Ist das Band 1c zentriert unter dem Blattstapel 22 ausgerichtet, wird der Transportschlitten 15 mit Hilfe der Kippvorrichtung 18 in Richtung Blattstapel gekippt, so dass das Band am Blattstapelrücken angepresst wird. Die Haltelemente 23 schwenken unter das Band 1c und pressen das Band zur weiteren Bearbeitung an den Blattstapelrücken. In bekannter Weise erfolgt das Schmelzklebebinden mit Heizelementen, die unterhalb des Bandes 1c in der Bindeeinrichtung 21 angeordnet sind (nicht dargestellt) und zunächst von unten gegen das Band in Richtung Blattstapelrücken und anschließend in seitlicher Richtung geben die Deckblätter drücken. Dabei nehmen in den Heizelementen vorgesehene Aussparungen die Halteelemente 23 auf.

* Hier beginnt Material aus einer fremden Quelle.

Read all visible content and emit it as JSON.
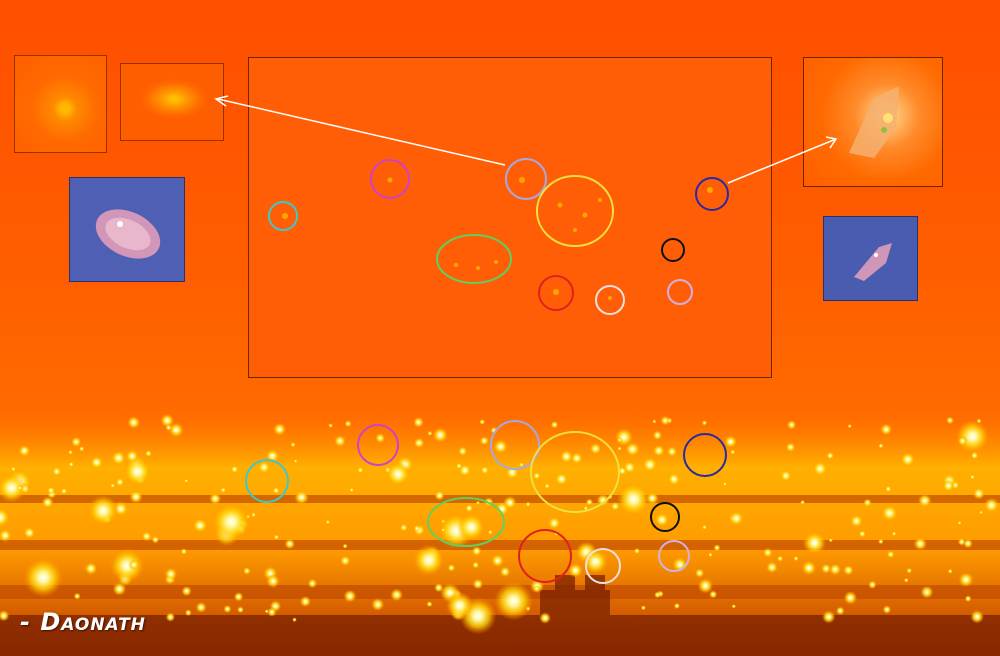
{
  "signature": {
    "text": "- Daonath"
  },
  "colors": {
    "sky": "#ff5a00",
    "city_glow": "#ffd200",
    "thumb_blue": "#4f5fb3"
  }
}
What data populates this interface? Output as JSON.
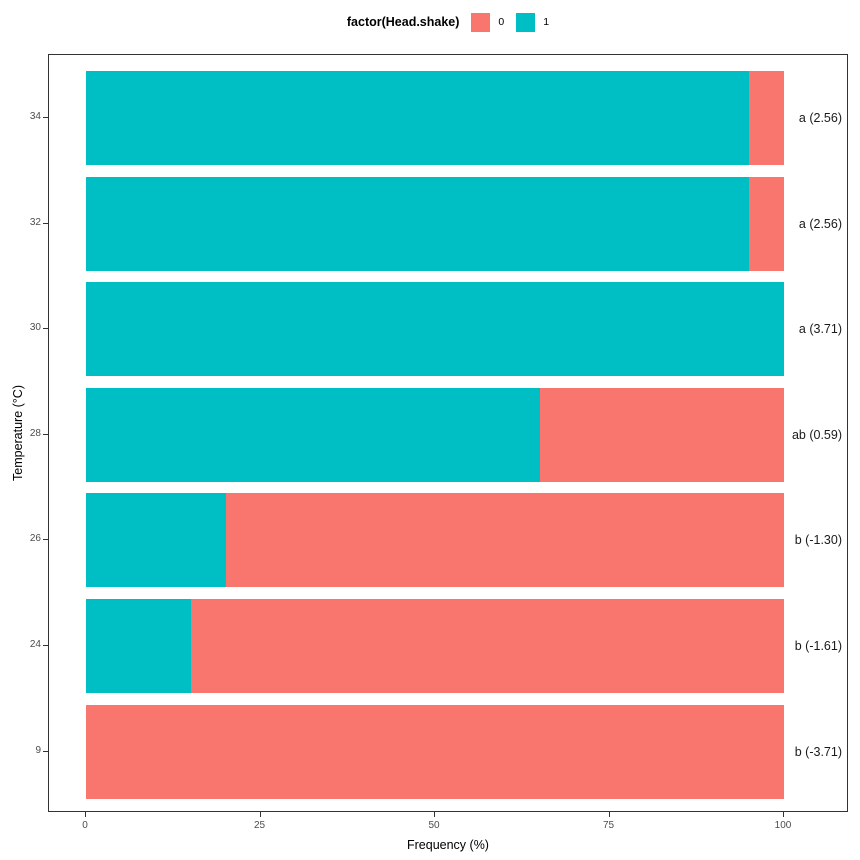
{
  "legend": {
    "title": "factor(Head.shake)",
    "items": [
      {
        "label": "0",
        "color": "#F8766D"
      },
      {
        "label": "1",
        "color": "#00BFC4"
      }
    ]
  },
  "chart_data": {
    "type": "bar",
    "orientation": "horizontal",
    "stacked": true,
    "title": "",
    "xlabel": "Frequency (%)",
    "ylabel": "Temperature (°C)",
    "xlim": [
      0,
      100
    ],
    "x_ticks": [
      0,
      25,
      50,
      75,
      100
    ],
    "grid": false,
    "legend_position": "top",
    "categories": [
      "34",
      "32",
      "30",
      "28",
      "26",
      "24",
      "9"
    ],
    "series": [
      {
        "name": "1",
        "color": "#00BFC4",
        "values": [
          95,
          95,
          100,
          65,
          20,
          15,
          0
        ]
      },
      {
        "name": "0",
        "color": "#F8766D",
        "values": [
          5,
          5,
          0,
          35,
          80,
          85,
          100
        ]
      }
    ],
    "annotations": [
      "a (2.56)",
      "a (2.56)",
      "a (3.71)",
      "ab (0.59)",
      "b (-1.30)",
      "b (-1.61)",
      "b (-3.71)"
    ]
  }
}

Mit der Übernahme der Bandhalterung durch die Halteelemente 23 der Bindeeinrichtung 21 wird der Transportschlitten 15 mittels des Schrittmotors 19 in den Bandweg 13 der Schneidvorrichtung 12 zurückgeführt, so dass während der Halterung oder während des Bindevorgangs ein neues Band, wie beschreiben, auf die für einen weiteren Bindevorgang benötigte Länge geschnitten und bereitgestellt wird.

Ist dieser Vorgang nicht erwünscht, verbleibt die Bandvorlaufkante in der Band-Verarbeitungsposition 12', oder es erfolgt ein Bandwechsel, in dem an der elektronischen Zentraleinheit ein Signal ausgelöst wird, welches das Band durch das Bandhauptantriebsmittel 9 sowie die Bandantriebsmittel 5 oder 6 von der Verarbeitungsposition 12' auf die Band-Parkposition 7' zurückführt.


Anspruch[de]
  1. Vorrichtung zum Zuführen von einseitig mit Schmelzkleber beschichteten Bändern zu einer Blattstapel-Bindeeinrichtung, zum Binden von losen Blättern zu Broschüren oder Büchern, wobei die Vorrichtung (14) eine Vorratsstation (1a, 1b) mit mehreren mit Schmelzkleber beschichteten Bändern unterschiedlicher Breite (1c, 1d) aufweist, von denen ein Band mit der für einen zu bindenden Blattstapel entsprechenden Bandbreite durch Bandantriebsmittel (5, 6, 9) zu einer Schneideinrichtung (12) überführbar ist, dadurch gekennzeichnet,

    – dass im Bandweg (13) der Schneidvorrichtung (12) nachgeordnet ein senkrecht zum Bandweg (13) beewegbar angeordneter Transportschlitten (15) vorgesehen ist,

    – dass auf dem Transportschlitten (15) ein horizontal bewegbares Element (16) sowie mehrere feststehende mechanische Elemente (11, 17) zur verwindungsfreien Bandhalterung angeordnet sind, und

    – dass mittels vorgesehener Antriebs- und Steuermittel (19) sowie einer Kippvorrichtung (18) der Transportschlitten (15) in einer Richtung senkrecht zum Bandweg (13) einer einen Blattstapel halternden Bindeeinrichtung (21) derart überführbar ist, dass das Band zentriert anliegt und durch Halteelemente (23) der Bindeeinrichtung (21) fixiert am Blattstapelrücken anliegt.
  2. Vorrichtung nach Anspruch 1, dadurch gekennzeichnet, dass der Transportschlitten (15) und das horizontal bewegbare mechanische Element (16) mit separat steuerbaren Schrittmotoren (19, 24) verbunden sind.
  3. Vorrichtung nach Anspruch 1 und 2, dadurch gekennzeichnet, dass das horizontal bewegbare mechanische Element (16) über eine Rutschkupplung mit dem Schrittmotor (24) verbunden ist.
  4. Vorrichtung nach Anspruch 1 und 2, dadurch gekennzeichnet, dass das bewegbare Element (16) aus einer Bandzugzange und das feststehende Element (17) aus einer Bandniederhaltezange gebildet sind, zwischen denen ein schaltbares Bandführungselement (11) angeordnet ist.
  5. Vorrichtung nach Anspruch 1 bis 4, dadurch gekennzeichnet, dass das schaltbare Bandführungselement (11) den Bandbreiten entsprechende Kanäle (11a, 11b) aufweist, die mittels Schaltmagneten (11c) in den Bandweg (13) zentriert einbringbar sind.
  6. Vorrichtung nach Anspruch 1 bis 5, dadurch gekennzeichnet, dass die Magnete (11c) der Bandführungselemente (11) durch die Bandantriebsmittel (5, 6) steuernde Signale schaltbar sind.
  7. Vorrichtung nach Anspruch 1, dadurch gekennzeichnet, dass die Kippvorrichtung (18) durch am Transportschlitten (15) angeordnete Hubmagnete gebildet ist.